Однако тамошняя пристань для рыбалки не годилась. То и дело причаливали или отчаливали лодки. Над головой носились тучи чаек. Вокруг царили шум, суета и брань. Все это не могло не отпугивать рыбу. Скифарии нашли место потише, вдали от причалов. Оно находилось в тени высокого утеса Плачущей Девы. Здесь было много каменных глыб, омываемых волнами Слезной бухты. На этих глыбах и устроились князья вечером минувшего дня. Но даже проведя без сна половину ночи, когда люди и чайки спят, не тревожа морских обитателей, скифарии не могли похвастать богатым уловом. Втроем они наполнили одну корзину, но рыба была мелкая и мало походила на здоровенных окуней, щук, сомов и язей, коими изобиловали воды Скифарии. Видимо, здесь у берега ничего крупного и не поймаешь. Недаром местные рыбаки уходили подальше от пристани.
Стояла глубокая ночь. Князья миновали мостик, который перекинули для них через крепостной ров стражники, несущие службу у крохотной калитки в стене. Прошли через конюшни и какие-то сараи и попали в большой сад.
– Да, помню я на Черном озере одну рыбалку, – усмехнулся Добромеч.

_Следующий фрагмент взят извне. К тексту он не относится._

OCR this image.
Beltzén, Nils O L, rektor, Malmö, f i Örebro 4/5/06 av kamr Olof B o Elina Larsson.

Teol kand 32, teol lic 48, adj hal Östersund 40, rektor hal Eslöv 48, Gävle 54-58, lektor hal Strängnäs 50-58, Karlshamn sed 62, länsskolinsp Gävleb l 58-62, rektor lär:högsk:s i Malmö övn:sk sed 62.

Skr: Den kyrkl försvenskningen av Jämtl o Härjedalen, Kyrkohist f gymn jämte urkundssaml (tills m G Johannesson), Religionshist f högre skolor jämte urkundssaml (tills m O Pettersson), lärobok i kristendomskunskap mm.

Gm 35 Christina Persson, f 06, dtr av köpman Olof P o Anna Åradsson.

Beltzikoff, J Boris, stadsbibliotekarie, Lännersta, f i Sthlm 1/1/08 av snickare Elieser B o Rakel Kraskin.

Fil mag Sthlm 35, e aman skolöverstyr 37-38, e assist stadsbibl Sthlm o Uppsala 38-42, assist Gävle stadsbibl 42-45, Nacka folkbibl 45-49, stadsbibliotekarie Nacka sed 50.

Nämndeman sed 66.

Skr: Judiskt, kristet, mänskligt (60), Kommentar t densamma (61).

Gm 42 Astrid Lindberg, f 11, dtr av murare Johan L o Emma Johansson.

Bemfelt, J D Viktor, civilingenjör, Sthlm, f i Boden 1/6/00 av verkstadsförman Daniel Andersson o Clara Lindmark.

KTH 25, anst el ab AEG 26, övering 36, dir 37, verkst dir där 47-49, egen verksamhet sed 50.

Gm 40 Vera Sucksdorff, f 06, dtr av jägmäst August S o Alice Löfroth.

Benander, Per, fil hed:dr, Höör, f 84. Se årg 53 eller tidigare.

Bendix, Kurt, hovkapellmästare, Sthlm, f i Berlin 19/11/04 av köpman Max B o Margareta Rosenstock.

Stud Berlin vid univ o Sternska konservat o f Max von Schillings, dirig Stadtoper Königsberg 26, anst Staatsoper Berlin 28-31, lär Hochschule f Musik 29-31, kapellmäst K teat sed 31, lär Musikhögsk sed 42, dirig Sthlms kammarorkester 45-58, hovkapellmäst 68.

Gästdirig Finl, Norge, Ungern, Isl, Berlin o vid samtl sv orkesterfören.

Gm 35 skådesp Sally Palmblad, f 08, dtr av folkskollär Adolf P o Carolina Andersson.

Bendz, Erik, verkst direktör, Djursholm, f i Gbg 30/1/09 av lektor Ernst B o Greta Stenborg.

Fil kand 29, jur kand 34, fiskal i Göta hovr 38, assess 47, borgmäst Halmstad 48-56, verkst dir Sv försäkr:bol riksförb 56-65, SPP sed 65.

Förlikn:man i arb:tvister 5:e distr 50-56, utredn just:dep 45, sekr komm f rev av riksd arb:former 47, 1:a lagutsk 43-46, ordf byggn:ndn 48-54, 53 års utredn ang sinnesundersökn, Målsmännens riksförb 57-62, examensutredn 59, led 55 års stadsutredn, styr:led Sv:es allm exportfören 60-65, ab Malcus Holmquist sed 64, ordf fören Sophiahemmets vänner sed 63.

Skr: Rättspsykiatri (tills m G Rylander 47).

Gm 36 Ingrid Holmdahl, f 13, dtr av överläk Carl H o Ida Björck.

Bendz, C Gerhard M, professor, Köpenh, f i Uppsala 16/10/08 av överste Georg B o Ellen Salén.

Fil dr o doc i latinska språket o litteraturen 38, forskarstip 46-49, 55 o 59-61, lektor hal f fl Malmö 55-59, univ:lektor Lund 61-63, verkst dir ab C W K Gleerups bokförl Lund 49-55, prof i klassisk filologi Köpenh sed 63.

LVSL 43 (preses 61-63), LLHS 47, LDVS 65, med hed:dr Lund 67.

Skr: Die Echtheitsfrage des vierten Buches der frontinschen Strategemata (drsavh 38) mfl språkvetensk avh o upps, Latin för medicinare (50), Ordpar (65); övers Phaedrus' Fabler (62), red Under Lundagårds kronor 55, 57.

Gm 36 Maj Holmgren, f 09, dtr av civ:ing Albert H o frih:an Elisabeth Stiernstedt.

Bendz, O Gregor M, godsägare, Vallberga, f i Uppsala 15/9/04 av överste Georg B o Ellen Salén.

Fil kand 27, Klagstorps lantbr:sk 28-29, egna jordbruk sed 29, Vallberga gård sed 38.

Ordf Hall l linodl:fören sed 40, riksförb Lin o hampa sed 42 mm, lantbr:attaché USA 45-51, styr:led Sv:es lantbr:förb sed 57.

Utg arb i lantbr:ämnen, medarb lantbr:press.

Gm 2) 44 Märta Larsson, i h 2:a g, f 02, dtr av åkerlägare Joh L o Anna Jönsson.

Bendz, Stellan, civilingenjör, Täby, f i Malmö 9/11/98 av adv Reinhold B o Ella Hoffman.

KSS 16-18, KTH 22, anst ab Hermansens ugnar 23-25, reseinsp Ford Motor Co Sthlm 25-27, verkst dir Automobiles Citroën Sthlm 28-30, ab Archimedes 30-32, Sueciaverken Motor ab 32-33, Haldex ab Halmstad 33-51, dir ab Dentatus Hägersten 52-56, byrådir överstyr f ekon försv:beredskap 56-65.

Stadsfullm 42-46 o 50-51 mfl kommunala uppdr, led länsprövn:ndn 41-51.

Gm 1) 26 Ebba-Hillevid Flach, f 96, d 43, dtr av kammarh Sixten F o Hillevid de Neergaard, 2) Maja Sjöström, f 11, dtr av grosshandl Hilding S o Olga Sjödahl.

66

Было ясно, на что он намекает. Восемнадцать лет назад на весеннем льду озера была разбита армия Гринвельда, многие воины которой нашли себе могилу на дне.

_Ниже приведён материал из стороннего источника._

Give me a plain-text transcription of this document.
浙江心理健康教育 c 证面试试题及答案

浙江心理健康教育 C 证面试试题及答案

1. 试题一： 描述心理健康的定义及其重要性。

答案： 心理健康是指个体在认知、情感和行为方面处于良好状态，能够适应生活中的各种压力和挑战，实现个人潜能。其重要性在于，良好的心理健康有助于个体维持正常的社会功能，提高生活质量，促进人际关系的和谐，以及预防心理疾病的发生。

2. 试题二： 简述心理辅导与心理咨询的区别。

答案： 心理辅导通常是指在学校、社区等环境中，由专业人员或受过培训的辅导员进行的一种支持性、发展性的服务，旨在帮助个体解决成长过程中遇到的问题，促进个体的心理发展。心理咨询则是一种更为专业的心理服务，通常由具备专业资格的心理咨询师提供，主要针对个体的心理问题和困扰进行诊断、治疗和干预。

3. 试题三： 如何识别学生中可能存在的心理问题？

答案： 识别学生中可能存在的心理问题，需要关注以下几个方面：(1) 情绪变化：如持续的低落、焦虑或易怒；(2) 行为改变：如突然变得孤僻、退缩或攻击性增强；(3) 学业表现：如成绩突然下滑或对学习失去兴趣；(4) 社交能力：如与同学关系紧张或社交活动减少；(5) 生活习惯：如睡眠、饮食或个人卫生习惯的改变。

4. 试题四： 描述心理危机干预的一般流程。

– После той славной сечи угря много стало в озере, – кивнул Вострогор.
– Угри утопленников любят, – скривился Добромеч. – Потому угрей не жалую.
– Копченый угорь – объеденье.
– Может быть, и башка у колдуна с их острова – объеденье. Но жрать я ее не стану.
– А я вот не люблю рыбалку на Черном озере, – подал голос молодой Славнозар. – Неводы там рвутся.
Добромеч фыркнул.
– Кулема ты! Места знать надобно. Ты все норовишь невод закидывать там, где проще, – у Вороньего камня. А там ведроголовых не одна сотня потонула. Вот и рвутся сети об их мечи, пики да доспехи.
– Учту. А с этим-то что делать будем? – кивнул Вострогор на корзину с уловом. – Ушицу толковую не справишь.
– На кухню снесем, поварам отдадим, пущай сами думают, – отмахнулся старший князь. – В следующий раз на рыбалку без доброго штофа вина не пойду.
Тут в дальнем конце яблоневой аллеи князья увидели несколько силуэтов и свет факела.
Вэйлорду пришлось изрядно повозиться, чтобы найти в беспорядке, который царил в его покоях, старый дрек[2], сохранившийся у него с тех незапамятных времен, когда они с будущим королем Хлодвигом отправились на Мамонтов остров.
Борясь с искушением громко выругаться, он торопливо рылся в вещах. Если бы дрек ему был не нужен, то, конечно же, лежал бы на самом видном месте, но сейчас словно испарился. А ведь приходилось спешить. Рано или поздно сюда явятся люди Тандервойса или Глендауэра. И, увидев на полу мертвецов, среди которых сам серый барон, даже вопросов задавать не станут. Прибьют старого волка, и дело с концом.